We had the pleasure of helping one of our friends and client Scott Hogle VP of Sales for Clear Channel with his presentation on 'How to Become a Closing & Connecting Communicator'.
This was our 4th time we have helped Scott with his presentation and every time he gets more and more refined than the last.
Scott was a guest speaker on Matt De La Cruz's Winning Minds event with roughly 500+ in attendance which is amazing considering Hawaii is such a tiny speck in the middle of the Pacific ocean. To draw a local crowd that size is a feat and Matt does an amazing job prmoting and building for his events. Matt is a pro when it comes to presenting his material and does it so effortlessly because he's been doing it for many years. However since he has been doing it for so long, his visual presentation (PowerPoint) is showing it's dated template format from the 90's...
One segment of Matt's presentation started off with an agenda slide and from the last row in the back of the room could not see a thing, and the next two hours were a blur to say the least. With absolutely zero visuals and black text on white background template. Not to mention 2 videos that were not embedded and linked directly from YouTube which did not work due to the lack of WiFi connectivity was a disaster when Matt attempted to close his presention which left the audience feeling lost and the energy tanked in the entire room.

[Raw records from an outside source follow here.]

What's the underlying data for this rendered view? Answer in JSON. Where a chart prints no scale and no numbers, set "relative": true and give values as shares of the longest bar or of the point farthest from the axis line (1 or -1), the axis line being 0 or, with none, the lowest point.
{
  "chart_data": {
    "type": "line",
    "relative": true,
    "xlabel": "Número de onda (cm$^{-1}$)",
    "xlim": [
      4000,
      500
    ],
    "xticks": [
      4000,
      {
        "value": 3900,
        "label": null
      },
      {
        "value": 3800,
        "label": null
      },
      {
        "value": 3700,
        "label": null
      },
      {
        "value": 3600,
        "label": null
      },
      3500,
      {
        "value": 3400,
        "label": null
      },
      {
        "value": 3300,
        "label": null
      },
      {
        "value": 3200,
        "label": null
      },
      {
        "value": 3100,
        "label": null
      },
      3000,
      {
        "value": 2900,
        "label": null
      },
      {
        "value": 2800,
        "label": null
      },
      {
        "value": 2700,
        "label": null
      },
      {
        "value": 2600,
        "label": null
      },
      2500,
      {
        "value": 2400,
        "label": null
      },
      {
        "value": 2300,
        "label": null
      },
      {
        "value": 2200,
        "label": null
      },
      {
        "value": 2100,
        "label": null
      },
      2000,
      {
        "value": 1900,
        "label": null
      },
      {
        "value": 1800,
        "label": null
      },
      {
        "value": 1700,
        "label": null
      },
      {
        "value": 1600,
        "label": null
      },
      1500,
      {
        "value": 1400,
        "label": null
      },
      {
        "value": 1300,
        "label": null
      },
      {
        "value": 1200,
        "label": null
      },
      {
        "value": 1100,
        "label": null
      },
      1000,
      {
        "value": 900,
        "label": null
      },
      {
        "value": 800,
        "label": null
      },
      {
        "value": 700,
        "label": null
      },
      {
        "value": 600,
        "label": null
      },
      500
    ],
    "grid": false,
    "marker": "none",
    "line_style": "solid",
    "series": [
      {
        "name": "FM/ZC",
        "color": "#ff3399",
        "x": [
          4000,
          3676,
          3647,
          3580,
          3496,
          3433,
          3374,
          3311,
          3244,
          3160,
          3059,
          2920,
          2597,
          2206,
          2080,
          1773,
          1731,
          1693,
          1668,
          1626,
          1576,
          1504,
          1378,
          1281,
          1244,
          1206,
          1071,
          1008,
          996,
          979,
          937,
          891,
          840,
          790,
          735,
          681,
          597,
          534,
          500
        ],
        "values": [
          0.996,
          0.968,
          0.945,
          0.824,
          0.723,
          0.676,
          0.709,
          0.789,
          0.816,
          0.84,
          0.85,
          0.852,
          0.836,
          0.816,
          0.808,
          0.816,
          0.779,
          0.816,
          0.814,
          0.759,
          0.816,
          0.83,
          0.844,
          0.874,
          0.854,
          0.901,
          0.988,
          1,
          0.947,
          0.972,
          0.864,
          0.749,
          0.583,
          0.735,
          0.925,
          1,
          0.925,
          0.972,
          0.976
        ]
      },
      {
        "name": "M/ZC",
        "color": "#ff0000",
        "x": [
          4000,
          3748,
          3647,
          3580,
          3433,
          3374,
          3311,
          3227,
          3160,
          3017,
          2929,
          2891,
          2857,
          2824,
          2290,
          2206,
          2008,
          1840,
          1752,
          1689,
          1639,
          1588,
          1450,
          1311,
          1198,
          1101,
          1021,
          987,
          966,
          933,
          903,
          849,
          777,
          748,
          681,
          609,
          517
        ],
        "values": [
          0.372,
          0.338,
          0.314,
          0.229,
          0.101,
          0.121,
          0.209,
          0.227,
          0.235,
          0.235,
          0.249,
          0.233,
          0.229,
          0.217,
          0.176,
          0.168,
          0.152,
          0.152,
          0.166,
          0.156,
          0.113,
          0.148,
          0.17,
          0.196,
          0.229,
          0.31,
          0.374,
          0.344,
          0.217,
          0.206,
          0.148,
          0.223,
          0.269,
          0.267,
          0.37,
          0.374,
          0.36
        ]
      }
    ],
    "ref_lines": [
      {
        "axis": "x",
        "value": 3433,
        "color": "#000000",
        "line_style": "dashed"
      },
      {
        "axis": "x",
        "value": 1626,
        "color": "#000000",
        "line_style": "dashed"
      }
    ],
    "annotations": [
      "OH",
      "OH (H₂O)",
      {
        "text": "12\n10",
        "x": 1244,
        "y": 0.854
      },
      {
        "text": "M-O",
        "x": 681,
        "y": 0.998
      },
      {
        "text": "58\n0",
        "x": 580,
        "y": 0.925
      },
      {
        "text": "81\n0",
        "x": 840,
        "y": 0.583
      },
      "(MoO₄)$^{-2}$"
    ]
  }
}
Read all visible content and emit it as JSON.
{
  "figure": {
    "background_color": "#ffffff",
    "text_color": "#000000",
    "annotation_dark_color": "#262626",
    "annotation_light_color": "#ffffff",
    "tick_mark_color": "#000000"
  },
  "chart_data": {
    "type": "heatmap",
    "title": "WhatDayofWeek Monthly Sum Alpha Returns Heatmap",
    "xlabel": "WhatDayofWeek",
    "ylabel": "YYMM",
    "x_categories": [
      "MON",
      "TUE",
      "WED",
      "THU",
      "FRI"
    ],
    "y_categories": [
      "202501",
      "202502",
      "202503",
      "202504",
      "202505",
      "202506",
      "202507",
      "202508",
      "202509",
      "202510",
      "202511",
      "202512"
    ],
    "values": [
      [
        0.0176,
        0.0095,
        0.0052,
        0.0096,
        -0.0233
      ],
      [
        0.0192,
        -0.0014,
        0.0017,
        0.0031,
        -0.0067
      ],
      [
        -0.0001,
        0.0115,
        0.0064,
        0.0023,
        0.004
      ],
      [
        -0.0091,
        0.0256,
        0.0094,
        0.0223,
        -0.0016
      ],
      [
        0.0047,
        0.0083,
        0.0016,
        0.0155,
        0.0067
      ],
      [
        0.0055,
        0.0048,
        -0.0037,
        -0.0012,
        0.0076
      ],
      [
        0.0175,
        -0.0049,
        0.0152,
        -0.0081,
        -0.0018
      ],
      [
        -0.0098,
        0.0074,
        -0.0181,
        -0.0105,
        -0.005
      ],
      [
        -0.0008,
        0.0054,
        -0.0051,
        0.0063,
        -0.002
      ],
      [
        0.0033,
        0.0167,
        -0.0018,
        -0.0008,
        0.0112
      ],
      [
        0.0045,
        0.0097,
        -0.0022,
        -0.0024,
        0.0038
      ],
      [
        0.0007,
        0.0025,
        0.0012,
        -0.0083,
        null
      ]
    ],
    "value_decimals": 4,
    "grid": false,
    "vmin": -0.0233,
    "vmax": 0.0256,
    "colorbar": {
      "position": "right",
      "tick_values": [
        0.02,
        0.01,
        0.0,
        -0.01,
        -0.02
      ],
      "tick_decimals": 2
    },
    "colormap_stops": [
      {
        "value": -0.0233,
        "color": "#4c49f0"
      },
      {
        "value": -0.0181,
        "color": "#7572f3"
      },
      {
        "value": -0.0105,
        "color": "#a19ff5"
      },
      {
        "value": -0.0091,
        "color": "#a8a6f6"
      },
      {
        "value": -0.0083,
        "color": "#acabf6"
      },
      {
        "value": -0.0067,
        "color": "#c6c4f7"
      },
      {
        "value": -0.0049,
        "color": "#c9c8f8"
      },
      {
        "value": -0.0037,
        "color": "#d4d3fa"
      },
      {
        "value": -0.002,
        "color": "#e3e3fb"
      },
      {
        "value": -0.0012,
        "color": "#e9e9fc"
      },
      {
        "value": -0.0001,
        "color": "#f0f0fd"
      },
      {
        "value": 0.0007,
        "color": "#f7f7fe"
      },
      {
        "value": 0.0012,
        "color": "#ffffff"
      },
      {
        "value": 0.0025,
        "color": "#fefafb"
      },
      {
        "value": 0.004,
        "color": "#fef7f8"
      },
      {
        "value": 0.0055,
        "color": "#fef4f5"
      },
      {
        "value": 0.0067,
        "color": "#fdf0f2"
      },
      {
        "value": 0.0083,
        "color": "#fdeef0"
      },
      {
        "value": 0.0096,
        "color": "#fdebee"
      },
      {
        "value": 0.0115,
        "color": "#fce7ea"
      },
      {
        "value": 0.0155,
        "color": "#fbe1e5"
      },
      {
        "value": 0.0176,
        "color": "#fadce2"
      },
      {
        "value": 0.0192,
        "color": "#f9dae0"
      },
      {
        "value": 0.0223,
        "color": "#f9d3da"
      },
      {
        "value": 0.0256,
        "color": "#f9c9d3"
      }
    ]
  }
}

When Scotts turn to present his segement of the afternoon came we created an impacting opening slide that visually shows a transition from Matt's boring presentation to a new lively visually engaging one as you can see from the extreme back of the room you can cleary see what it says.
Scott did an amazing job connecting with the audience and his visuals helped guide him through his 150 slides, 2 hour presentation not as a crutch to read off, but to visually reinforce his message. We had embedded his videos to play seamlessly in Keynote to prevent the mishap of linking it to YouTube. The audience was engaged and taking notes clearly from the screen because they could see it and didn't have to squint to see the presentation.
As a presenter, always put yourself in your audiences shoes to expereince what they experience. Sit in the back of the room and see if you can see your presentaion. This is important if you want to keep your audience engaged from the back of the room. If not they will check out and jump on their phones and Tweet about your bad powerpoint.